2014/05/07

Mudi•ワンクリックで酵母の変異点を同定

大量遺伝情報研究室・中村研究室 細胞遺伝研究部門・小林研究室

Mudi, a web tool for identifying mutations by bioinformatics analysis of whole-genome sequence.

Naoko Iida, Fumiaki Yamao, Yasukazu Nakamura, and Tetsushi Iida Genes to Cells 28 APR 2014 DOI:10.1111/gtc.12151

遺伝学は、変異株を単離することで未知の生命現象の分子機構や遺伝子機能を明らかにできる強力な手法です。しかし従来のクローニング法は、手間がかかり網羅的な変異同定が困難でした。近年、次世代シークエンサー(NGS)の進歩により、実験室単位での全ゲノムシークエンスが可能になってきました。NGSによる全ゲノムシークエンスとバイオインフォマティクス解析を取り入れた変異点同定法は、高速で強力なアプローチです。

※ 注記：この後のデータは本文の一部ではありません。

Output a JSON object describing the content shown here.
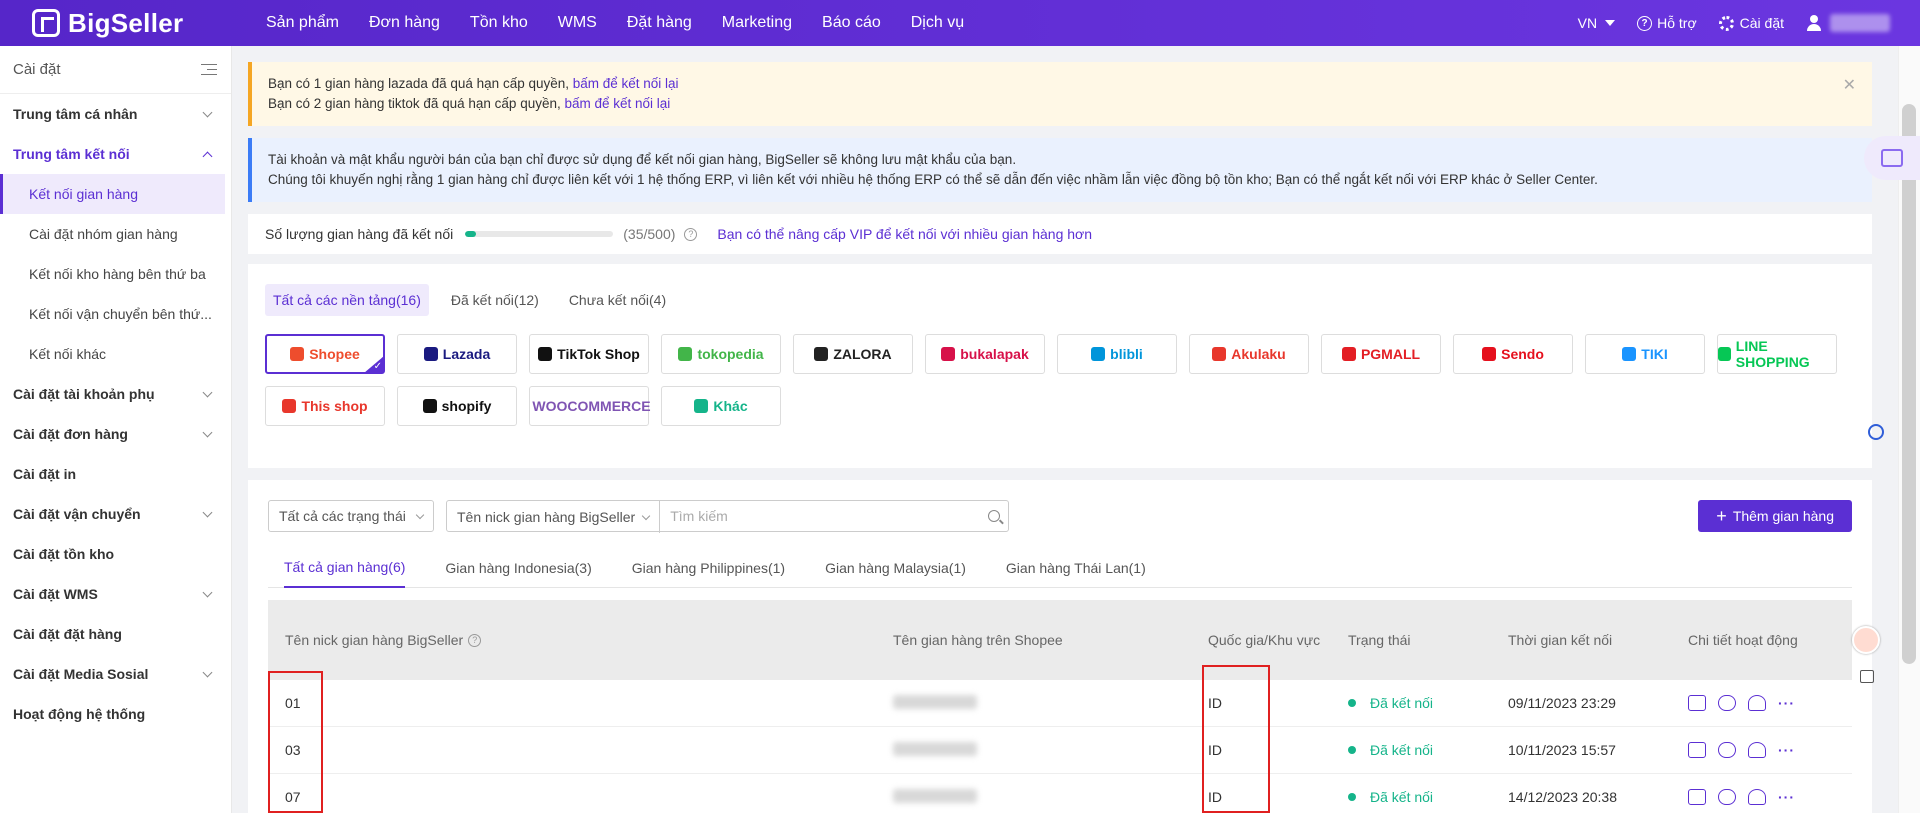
{
  "topnav": {
    "logo": "BigSeller",
    "menu": [
      "Sản phẩm",
      "Đơn hàng",
      "Tồn kho",
      "WMS",
      "Đặt hàng",
      "Marketing",
      "Báo cáo",
      "Dịch vụ"
    ],
    "lang": "VN",
    "support": "Hỗ trợ",
    "settings": "Cài đặt"
  },
  "sidebar": {
    "title": "Cài đặt",
    "items": [
      {
        "label": "Trung tâm cá nhân"
      },
      {
        "label": "Trung tâm kết nối"
      },
      {
        "label": "Cài đặt tài khoản phụ"
      },
      {
        "label": "Cài đặt đơn hàng"
      },
      {
        "label": "Cài đặt in"
      },
      {
        "label": "Cài đặt vận chuyển"
      },
      {
        "label": "Cài đặt tồn kho"
      },
      {
        "label": "Cài đặt WMS"
      },
      {
        "label": "Cài đặt đặt hàng"
      },
      {
        "label": "Cài đặt Media Sosial"
      },
      {
        "label": "Hoạt động hệ thống"
      }
    ],
    "sub": [
      "Kết nối gian hàng",
      "Cài đặt nhóm gian hàng",
      "Kết nối kho hàng bên thứ ba",
      "Kết nối vận chuyển bên thứ...",
      "Kết nối khác"
    ]
  },
  "alerts": {
    "yellow1_text": "Bạn có 1 gian hàng lazada đã quá hạn cấp quyền, ",
    "yellow1_link": "bấm để kết nối lại",
    "yellow2_text": "Bạn có 2 gian hàng tiktok đã quá hạn cấp quyền, ",
    "yellow2_link": "bấm để kết nối lại",
    "blue1": "Tài khoản và mật khẩu người bán của bạn chỉ được sử dụng để kết nối gian hàng, BigSeller sẽ không lưu mật khẩu của bạn.",
    "blue2": "Chúng tôi khuyến nghị rằng 1 gian hàng chỉ được liên kết với 1 hệ thống ERP, vì liên kết với nhiều hệ thống ERP có thể sẽ dẫn đến việc nhầm lẫn việc đồng bộ tồn kho; Bạn có thể ngắt kết nối với ERP khác ở Seller Center."
  },
  "quota": {
    "label": "Số lượng gian hàng đã kết nối",
    "count": "(35/500)",
    "fill": 0.07,
    "vip_link": "Bạn có thể nâng cấp VIP để kết nối với nhiều gian hàng hơn"
  },
  "platform_tabs": [
    "Tất cả các nền tảng(16)",
    "Đã kết nối(12)",
    "Chưa kết nối(4)"
  ],
  "platforms": [
    {
      "label": "Shopee",
      "color": "#ee4d2d"
    },
    {
      "label": "Lazada",
      "color": "#1a1a80"
    },
    {
      "label": "TikTok Shop",
      "color": "#111111"
    },
    {
      "label": "tokopedia",
      "color": "#42b549"
    },
    {
      "label": "ZALORA",
      "color": "#222222"
    },
    {
      "label": "bukalapak",
      "color": "#d71149"
    },
    {
      "label": "blibli",
      "color": "#0095da"
    },
    {
      "label": "Akulaku",
      "color": "#e8372c"
    },
    {
      "label": "PGMALL",
      "color": "#e31e24"
    },
    {
      "label": "Sendo",
      "color": "#e5101d"
    },
    {
      "label": "TIKI",
      "color": "#1a94ff"
    },
    {
      "label": "LINE SHOPPING",
      "color": "#06c755"
    },
    {
      "label": "This shop",
      "color": "#e8372c"
    },
    {
      "label": "shopify",
      "color": "#111111"
    },
    {
      "label": "WOOCOMMERCE",
      "color": "#7f54b3"
    },
    {
      "label": "Khác",
      "color": "#15b48a"
    }
  ],
  "filters": {
    "status": "Tất cả các trạng thái",
    "field": "Tên nick gian hàng BigSeller",
    "search_placeholder": "Tìm kiếm",
    "add_button": "Thêm gian hàng"
  },
  "shop_tabs": [
    "Tất cả gian hàng(6)",
    "Gian hàng Indonesia(3)",
    "Gian hàng Philippines(1)",
    "Gian hàng Malaysia(1)",
    "Gian hàng Thái Lan(1)"
  ],
  "table": {
    "headers": [
      "Tên nick gian hàng BigSeller",
      "Tên gian hàng trên Shopee",
      "Quốc gia/Khu vực",
      "Trạng thái",
      "Thời gian kết nối",
      "Chi tiết hoạt động"
    ],
    "rows": [
      {
        "nick": "01",
        "country": "ID",
        "status": "Đã kết nối",
        "time": "09/11/2023 23:29"
      },
      {
        "nick": "03",
        "country": "ID",
        "status": "Đã kết nối",
        "time": "10/11/2023 15:57"
      },
      {
        "nick": "07",
        "country": "ID",
        "status": "Đã kết nối",
        "time": "14/12/2023 20:38"
      }
    ]
  }
}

一般の実験研究者自身が、全ゲノムシークエンス解析を行う際、バイオインフォマティクス解析の敷居が高いという問題があります。今回、私たちは、「Webからワンクリックで変異同定解析が出来るバイオインフォマティクスツール”Mudi”」を構築•公開しました。 (Mudi; http://naoii.nig.ac.jp/mudi_top.html)

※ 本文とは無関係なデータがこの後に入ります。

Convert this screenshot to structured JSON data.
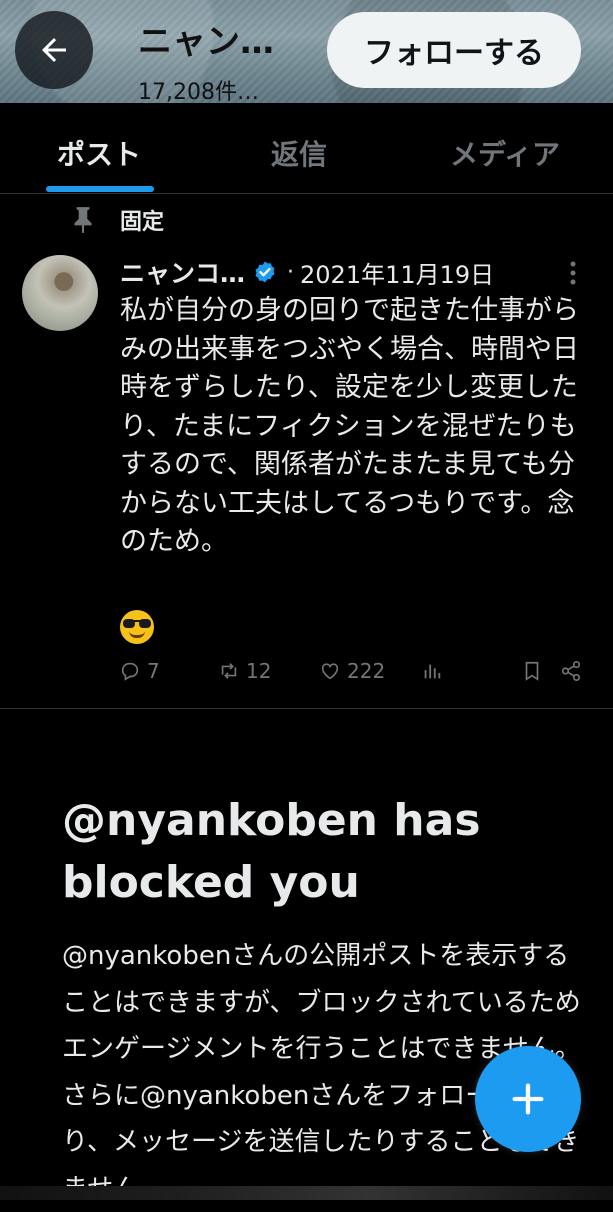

Mudiは、戻し交配により分離した変異株プールと野生型株のゲノムリシークエンスデータをWebサイトからアップロードすれば、ワンクリックで解析が実行でき、短時間で変異点リストを得ることができるシステムです。現在、Mudiはゲノム情報がよく整備されたモデル生物として、出芽酵母(S. cerevisiae)と分裂酵母(S. pombe, S. japonicus)を対象に公開していますが、他生物への応用も可能です。このシステムによって、遺伝学的解析の高速化が期待されます。

Figure1

Webツール”Mudi”による変異点同定。戻し交配により分離した変異体プールからサンプル調整を行い、NGSによるゲノムリシークエンスを行う。Mudiツールによるバイオインフォマティクス解析により変異点を検出する。